Along the borderline of the country a great many of these small, mystery-ray
transmitters will be fixed atop cast-iron posts or, perhaps, hidden on church towers
or tall buildings. The transmitters are so adjusted that their beams are radiated
at a slight angle into the sky. Any airplane flying through these invisible "feelers"
will reflect the beam back to earth. Since these beams obey the well known optical
law, that "the angle of reflection is equal to the angle of incidence," it is easy
to install a great many of these receivers in such close proximity that at least
one of them may be depended upon to pick up the reflected beam, regardless of how
high or how low the plane flies.
Tugboat being guided into a harbor.
Since the use of so many receivers might create some difficulties in controlling
them all at the same time (which is necessary for an efficient air defense) an automatic
system, operating similarly to the relays used in automatic telephony, to connect
two telephones without help of human hand, will be developed. The various transmitters
will be modulated by certain current impulses, and if such a succession of impulses
is received, the "telephone" relay will indicate the position of transmitter and
the receiver in operation upon a kind of annunciator.
These rays are produced by tiny split-plate magnetron tubes (The split-plate
magnetron is illustrated and described in considerable detail in the article, "Super-short
Radio Waves," which appeared in the October, 1934, issue of Radio-Craft. - Editor),
which are also used for the reception of these rays. The electro-magnet used for
these transmitters is of surprisingly small dimensions but produces (through the
application of a special high grade of iron) a remarkably strong magnetic field.

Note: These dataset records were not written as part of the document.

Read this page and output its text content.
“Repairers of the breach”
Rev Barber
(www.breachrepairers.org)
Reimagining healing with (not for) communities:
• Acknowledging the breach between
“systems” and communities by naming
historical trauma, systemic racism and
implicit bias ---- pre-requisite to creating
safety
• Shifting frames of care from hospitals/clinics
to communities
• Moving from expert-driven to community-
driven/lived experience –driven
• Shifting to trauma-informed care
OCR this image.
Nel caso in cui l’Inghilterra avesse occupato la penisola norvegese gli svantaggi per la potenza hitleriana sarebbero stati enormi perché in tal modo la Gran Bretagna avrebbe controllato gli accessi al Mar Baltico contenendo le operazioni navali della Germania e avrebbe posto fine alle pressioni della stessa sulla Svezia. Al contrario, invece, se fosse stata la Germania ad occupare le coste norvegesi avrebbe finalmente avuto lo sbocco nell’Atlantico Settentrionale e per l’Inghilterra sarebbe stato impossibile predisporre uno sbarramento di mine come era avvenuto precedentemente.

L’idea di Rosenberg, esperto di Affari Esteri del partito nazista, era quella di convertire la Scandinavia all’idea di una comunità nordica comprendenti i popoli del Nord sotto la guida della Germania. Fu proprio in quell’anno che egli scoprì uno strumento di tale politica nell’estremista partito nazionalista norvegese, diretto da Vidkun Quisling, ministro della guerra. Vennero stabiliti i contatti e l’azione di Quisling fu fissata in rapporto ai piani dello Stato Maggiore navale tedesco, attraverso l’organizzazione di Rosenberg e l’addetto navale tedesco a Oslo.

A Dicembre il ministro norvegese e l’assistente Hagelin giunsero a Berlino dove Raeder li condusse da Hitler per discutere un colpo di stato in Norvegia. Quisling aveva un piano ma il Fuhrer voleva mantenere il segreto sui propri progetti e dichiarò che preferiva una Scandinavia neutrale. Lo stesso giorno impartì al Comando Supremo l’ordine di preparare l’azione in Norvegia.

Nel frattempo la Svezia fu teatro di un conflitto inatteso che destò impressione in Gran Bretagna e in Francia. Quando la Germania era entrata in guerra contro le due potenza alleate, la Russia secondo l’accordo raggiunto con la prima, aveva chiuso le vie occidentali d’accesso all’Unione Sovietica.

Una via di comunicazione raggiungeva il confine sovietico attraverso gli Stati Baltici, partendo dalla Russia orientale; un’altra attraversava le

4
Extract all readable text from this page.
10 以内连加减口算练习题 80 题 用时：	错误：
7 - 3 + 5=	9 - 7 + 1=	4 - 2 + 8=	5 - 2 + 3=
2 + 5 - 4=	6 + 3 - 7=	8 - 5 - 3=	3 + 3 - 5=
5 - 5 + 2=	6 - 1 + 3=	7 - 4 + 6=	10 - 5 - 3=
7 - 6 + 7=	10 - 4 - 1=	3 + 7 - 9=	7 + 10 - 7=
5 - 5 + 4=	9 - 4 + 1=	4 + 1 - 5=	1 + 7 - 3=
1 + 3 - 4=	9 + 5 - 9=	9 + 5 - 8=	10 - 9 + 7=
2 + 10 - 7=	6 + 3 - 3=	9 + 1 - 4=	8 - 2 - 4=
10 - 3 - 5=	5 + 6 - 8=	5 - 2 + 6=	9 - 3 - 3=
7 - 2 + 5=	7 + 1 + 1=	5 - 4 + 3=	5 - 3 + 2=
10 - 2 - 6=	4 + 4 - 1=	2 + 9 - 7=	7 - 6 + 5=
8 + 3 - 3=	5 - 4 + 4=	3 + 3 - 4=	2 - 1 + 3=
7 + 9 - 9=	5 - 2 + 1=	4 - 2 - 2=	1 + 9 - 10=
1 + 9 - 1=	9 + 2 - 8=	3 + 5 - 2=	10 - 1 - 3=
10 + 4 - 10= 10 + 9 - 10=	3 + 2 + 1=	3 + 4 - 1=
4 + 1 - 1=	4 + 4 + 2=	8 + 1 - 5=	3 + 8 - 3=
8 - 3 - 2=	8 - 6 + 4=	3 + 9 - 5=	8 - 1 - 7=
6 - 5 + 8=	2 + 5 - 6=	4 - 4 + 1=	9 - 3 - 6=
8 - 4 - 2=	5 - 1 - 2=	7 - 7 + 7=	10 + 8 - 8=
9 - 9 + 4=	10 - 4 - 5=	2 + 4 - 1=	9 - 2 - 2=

The new German ultra-ultra-short-wave receivers and transmitters have been developed
by the Drs. H. Scharlau and W. Runge, of the Telefunken Laboratories. As Dr. Runge
recently demonstrated, these newly utilized rays may be of great value in piloting
incoming ships into foggy harbors. For this purpose two parallel "running" beams
are radiated by two transmitters with any desired spread between them. Two receivers
are installed aboard the ship to be piloted which are connected to a pilot indicator
instrument by means of a bridge circuit. As long as the ship follows the proper
direction, the indicator of the pilot instrument will stay at the "on course" line.
If the ship shifts more to one side, thus leaving the proper direction, the field
strength of one of the very sharply concentrated beams will rise, while the other
beam will be received with decreasing strength.
The mystery-ray devices might also be useful for private telephone connections
between two points as far distant as sight is possible. If receiver and transmitter
are installed on high points, the maximum bridged distance will approach 50 miles.
The communication can be kept secret because no reception outside of the very narrow
"beam line" between transmitter and receiver is possible.